Fifty percent (25/50) of the sample patients developed grade ≥1 RP; the natural language processing program was able to ascertain 92% (23/25) of these patients (sensitivity 0.92, 95% CI 0.74-0.99; specificity 0.36, 95% CI 0.18-0.57). Furthermore, the text-extraction program was able to correctly identify all 9 patients with grade ≥2 RP, which are patients with clinically significant symptoms (sensitivity 1.0, 95% CI 0.66-1.0; specificity 0.27, 95% CI 0.14-0.43). The program was useful for distinguishing patients with RP from those without RP. The text-extraction program in this study avoided unnecessary manual review of 22% (11/50) of the sample patients, as these patients were identified as grade 0 RP and would not require further manual review in subsequent studies.
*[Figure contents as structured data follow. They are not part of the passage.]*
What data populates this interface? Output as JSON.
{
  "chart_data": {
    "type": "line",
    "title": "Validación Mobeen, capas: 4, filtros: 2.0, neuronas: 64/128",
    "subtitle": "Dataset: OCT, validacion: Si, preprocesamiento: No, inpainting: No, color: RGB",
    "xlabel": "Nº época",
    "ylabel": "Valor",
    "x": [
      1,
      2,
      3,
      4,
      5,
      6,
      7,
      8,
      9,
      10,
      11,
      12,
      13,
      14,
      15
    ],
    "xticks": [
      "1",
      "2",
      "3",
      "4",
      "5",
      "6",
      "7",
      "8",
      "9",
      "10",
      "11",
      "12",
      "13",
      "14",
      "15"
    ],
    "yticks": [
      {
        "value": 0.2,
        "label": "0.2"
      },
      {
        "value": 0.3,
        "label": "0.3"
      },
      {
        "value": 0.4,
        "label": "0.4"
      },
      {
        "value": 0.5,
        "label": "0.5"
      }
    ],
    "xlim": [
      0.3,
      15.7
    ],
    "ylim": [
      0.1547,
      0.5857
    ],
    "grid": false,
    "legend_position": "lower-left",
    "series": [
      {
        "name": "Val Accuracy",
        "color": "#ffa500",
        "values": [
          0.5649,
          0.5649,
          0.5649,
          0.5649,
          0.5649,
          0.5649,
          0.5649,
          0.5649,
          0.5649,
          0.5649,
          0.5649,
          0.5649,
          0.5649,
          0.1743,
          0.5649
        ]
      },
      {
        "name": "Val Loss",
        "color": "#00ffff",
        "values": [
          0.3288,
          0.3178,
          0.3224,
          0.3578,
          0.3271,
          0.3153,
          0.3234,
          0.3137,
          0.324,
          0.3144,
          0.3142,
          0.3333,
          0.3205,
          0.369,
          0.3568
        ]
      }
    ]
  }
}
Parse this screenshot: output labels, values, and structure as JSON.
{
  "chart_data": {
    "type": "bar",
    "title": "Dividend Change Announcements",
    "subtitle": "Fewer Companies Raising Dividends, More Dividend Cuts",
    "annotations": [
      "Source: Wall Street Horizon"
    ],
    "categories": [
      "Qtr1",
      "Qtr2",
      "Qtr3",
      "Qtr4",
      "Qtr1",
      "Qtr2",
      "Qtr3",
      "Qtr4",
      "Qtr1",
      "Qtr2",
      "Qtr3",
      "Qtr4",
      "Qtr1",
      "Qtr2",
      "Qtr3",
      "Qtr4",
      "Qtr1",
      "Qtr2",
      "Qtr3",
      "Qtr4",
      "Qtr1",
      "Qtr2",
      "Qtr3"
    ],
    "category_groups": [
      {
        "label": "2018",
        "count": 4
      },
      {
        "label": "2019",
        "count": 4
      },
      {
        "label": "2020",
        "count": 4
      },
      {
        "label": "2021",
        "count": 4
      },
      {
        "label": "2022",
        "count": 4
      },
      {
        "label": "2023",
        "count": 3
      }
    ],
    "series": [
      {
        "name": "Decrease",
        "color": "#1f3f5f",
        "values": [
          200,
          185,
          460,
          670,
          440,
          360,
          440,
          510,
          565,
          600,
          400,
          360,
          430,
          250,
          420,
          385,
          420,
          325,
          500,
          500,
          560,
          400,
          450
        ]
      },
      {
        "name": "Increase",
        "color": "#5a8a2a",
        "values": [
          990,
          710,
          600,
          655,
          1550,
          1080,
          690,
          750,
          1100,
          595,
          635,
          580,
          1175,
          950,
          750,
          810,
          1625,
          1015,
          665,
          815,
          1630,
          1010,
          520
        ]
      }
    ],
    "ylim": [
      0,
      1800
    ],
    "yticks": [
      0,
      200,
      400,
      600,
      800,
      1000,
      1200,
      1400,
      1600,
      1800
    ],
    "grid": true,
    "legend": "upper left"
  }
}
This feasibility study showed that the text-extraction program was able to assist with the identification of patients who developed RP after curative radiotherapy. The program streamlines the manual chart review further by identifying the key sentences of interest. This work has the potential to improve future clinical research, as the text-extraction program shows promise in performing chart review in a more time-efficient manner, compared with the traditional labor-intensive manual chart review.
健康研究经常需要人工查阅病历,以确定特定研究队列中的患者并检查其临床结局。人工查阅病历是一个劳动密集型过程,需要临床研究人员投入大量时间。
本研究旨在评估一个辅助病历查阅程序的可行性和准确性,该程序使用用Python编写的基于规则的内部文本提取程序,以识别接受根治性放疗后发生放射性肺炎(RP)的患者。
对2013年1月1日至2015年12月31日在不列颠哥伦比亚癌症协会基洛纳中心接受2-3期肺癌根治性放疗的患者进行回顾性人工病历查阅。在人工病历查阅中,使用《不良事件通用术语标准》第5.0版记录RP诊断和分级。从50例样本患者的病历中,从电子病历系统中总共获取了1413份临床文档进行查阅。文本提取程序是使用自然语言工具包Python平台(以及正则表达式,也称为RegEx)构建的。使用Python 3.7.2版本运行文本提取程序。文本提取程序的输出是包含关键术语、文档ID和提取这些句子的日期的完整句子列表。本研究将人工查阅的结果用作金标准,并将其与文本提取程序的结果进行比较。
50%(25/50)的样本患者发生了≥1级RP;自然语言处理程序能够确定其中92%(23/25)的患者(敏感性0.92,95%CI 0.74-0.99;特异性0.36,95%CI 0.18-0.57)。此外,文本提取程序能够正确识别所有9例≥2级RP患者,这些患者具有临床显著症状(敏感性1.0,95%CI 0.66-1.0;特异性0.27,95%CI 从0.14-0.43)。该程序有助于区分有RP的患者和无RP的患者。本研究中的文本提取程序避免了对22%(11/50)的样本患者进行不必要的人工查阅,因为这些患者被确定为0级RP,在后续研究中无需进一步人工查阅。
这项可行性研究表明,文本提取程序能够辅助识别接受根治性放疗后发生RP的患者。该程序通过识别感兴趣的关键句子进一步简化了人工病历查阅。这项工作有可能改善未来的临床研究,因为与传统的劳动密集型人工病历查阅相比,文本提取程序在更高效地进行病历查阅方面显示出了前景。